In dieser Weise, mein teurer Leser, handelt der Herr Jesus jetzt. Die Zeit rückt heran, wo Er seine Macht offenbaren wird. Bald wird er auf dem weißen Pferd erscheinen. Sein Schwert ausziehen, den Arm seiner Gerechtigkeit entblößen, sein Volk an dessen Feinden rächen und ihm auf immer Recht schaffen; aber jetzt ist sein Schwert noch in der Scheide, und sein richtender Arm noch nicht ausgestreckt. Jetzt ist für Ihn die Zeit, die Tiefe der Liebe seines Herzens, und nicht die Schärfe seines Schwertes und die Macht seines Armes zu zeigen. Bist du zufrieden, dass es also ist? Genügt die Sympathie, das Mitgefühl Christi deinem Herzen, sogar in der größten Angst und im tiefsten Kummer?

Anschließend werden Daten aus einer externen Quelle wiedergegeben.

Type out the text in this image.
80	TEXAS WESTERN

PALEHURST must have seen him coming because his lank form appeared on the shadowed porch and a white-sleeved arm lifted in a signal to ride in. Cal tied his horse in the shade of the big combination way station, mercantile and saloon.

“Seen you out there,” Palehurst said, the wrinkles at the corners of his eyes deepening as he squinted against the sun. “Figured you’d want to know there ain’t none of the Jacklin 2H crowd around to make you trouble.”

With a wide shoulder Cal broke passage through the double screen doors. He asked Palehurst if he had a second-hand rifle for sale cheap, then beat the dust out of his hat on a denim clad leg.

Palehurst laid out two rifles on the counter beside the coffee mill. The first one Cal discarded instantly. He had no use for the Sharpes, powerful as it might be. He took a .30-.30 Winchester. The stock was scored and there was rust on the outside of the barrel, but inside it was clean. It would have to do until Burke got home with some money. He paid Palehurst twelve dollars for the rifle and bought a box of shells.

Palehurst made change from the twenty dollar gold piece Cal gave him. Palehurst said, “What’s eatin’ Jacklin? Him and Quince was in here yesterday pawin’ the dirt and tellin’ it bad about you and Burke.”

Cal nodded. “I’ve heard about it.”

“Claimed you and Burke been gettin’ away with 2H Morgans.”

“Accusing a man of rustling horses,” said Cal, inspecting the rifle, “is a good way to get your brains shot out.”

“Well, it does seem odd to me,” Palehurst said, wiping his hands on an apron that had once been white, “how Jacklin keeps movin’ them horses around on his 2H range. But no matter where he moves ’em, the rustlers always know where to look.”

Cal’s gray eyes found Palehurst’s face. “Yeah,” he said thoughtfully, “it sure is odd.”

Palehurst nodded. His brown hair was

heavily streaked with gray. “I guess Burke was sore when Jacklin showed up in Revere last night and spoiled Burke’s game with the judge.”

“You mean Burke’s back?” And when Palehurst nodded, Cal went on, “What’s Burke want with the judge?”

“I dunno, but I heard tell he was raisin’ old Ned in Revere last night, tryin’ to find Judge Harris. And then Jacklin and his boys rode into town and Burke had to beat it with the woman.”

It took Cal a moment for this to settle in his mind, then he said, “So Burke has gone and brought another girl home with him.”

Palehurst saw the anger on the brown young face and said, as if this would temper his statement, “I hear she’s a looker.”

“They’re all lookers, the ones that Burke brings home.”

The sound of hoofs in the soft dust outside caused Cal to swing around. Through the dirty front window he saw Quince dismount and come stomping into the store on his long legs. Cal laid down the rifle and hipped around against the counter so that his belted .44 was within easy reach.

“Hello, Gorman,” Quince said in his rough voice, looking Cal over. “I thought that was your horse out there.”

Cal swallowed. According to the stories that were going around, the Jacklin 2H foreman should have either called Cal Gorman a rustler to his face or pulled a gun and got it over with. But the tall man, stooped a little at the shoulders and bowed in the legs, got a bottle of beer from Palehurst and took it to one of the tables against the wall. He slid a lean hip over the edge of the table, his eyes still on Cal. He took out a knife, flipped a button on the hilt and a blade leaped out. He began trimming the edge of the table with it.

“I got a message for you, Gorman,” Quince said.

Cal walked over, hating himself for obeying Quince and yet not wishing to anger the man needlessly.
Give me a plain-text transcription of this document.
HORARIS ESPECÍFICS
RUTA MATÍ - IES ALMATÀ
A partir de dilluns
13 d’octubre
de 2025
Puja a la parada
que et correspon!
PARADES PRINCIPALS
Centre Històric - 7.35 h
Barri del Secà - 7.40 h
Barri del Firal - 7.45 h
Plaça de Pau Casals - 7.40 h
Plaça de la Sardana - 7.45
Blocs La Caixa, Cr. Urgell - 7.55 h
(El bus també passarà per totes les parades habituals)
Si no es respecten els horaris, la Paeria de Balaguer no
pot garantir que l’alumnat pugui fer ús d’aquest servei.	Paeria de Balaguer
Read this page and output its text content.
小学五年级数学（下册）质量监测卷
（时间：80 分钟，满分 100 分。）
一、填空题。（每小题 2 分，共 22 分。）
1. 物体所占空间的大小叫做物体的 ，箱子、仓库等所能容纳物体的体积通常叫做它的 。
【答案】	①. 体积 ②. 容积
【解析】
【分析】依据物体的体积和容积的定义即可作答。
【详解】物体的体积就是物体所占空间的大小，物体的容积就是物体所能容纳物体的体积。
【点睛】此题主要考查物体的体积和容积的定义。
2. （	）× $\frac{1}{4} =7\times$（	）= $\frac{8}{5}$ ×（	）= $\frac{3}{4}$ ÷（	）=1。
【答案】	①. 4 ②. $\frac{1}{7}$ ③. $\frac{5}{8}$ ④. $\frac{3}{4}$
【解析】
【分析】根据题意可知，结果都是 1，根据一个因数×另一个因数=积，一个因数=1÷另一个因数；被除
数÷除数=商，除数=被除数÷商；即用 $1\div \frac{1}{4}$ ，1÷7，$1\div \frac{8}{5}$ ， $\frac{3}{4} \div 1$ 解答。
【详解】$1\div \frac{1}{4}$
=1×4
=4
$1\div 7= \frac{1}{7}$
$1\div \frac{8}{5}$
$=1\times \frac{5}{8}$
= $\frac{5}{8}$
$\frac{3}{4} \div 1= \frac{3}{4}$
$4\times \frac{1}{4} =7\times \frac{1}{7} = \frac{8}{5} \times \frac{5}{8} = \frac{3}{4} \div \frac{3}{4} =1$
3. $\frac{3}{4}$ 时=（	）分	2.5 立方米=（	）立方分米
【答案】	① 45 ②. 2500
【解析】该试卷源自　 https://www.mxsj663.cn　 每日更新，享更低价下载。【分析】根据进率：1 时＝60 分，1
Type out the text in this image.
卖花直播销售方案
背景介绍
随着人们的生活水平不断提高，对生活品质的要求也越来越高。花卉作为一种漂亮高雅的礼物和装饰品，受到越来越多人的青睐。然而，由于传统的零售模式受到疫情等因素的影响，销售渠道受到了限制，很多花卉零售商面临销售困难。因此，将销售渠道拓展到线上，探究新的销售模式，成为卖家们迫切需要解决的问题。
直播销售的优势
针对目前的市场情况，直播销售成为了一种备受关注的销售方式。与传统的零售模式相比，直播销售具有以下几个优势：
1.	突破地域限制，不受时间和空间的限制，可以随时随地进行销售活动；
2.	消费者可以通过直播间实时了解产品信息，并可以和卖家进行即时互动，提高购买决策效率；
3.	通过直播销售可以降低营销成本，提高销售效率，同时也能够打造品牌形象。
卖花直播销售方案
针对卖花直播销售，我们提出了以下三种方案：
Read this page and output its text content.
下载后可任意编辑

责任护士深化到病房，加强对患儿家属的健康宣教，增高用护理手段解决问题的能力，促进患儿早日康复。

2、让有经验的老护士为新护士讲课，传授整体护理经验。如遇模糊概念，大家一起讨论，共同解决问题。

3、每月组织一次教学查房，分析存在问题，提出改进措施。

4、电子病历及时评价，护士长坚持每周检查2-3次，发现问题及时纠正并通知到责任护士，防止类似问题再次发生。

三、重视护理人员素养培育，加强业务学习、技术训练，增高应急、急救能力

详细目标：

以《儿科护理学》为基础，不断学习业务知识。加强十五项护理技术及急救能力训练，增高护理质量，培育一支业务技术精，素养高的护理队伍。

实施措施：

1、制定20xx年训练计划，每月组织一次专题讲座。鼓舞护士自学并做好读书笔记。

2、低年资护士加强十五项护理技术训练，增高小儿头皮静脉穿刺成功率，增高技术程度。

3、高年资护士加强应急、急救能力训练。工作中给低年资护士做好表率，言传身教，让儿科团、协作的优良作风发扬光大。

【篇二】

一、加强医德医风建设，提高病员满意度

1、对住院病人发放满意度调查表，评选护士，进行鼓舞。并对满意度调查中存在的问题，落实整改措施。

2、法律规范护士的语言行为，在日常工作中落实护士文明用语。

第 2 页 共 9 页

Ach! wegen unseres verzagten Herzens, der Ungeduld unseres Geistes und unseres ungebrochenen Willens sind wir immer geneigt, den Prüfungen und den Schwierigkeiten unseres Weges durch allerlei Anstrengungen auszuweichen. Aber zum Glück lassen sich die Dornen und die Klippen auf unserem Pfad nicht verbannen; denn sicher ein nicht zu berechnender Verlust würde, wenn es geschähe, für uns daraus erwachsen. Es ist unbedingt nötig, dass wir eine jede der Schulklassen durchmachen, wenn wir Gründliches erlernen wollen; aber unser Lehrer begleitet uns, und das Licht seines Antlitzes, das zärtliche Mitgefühl seines Herzens sind unsere Stütze und unsere Kraft, wenn wir die mühsamsten Erfahrungen in der Schule des Übens zu machen haben.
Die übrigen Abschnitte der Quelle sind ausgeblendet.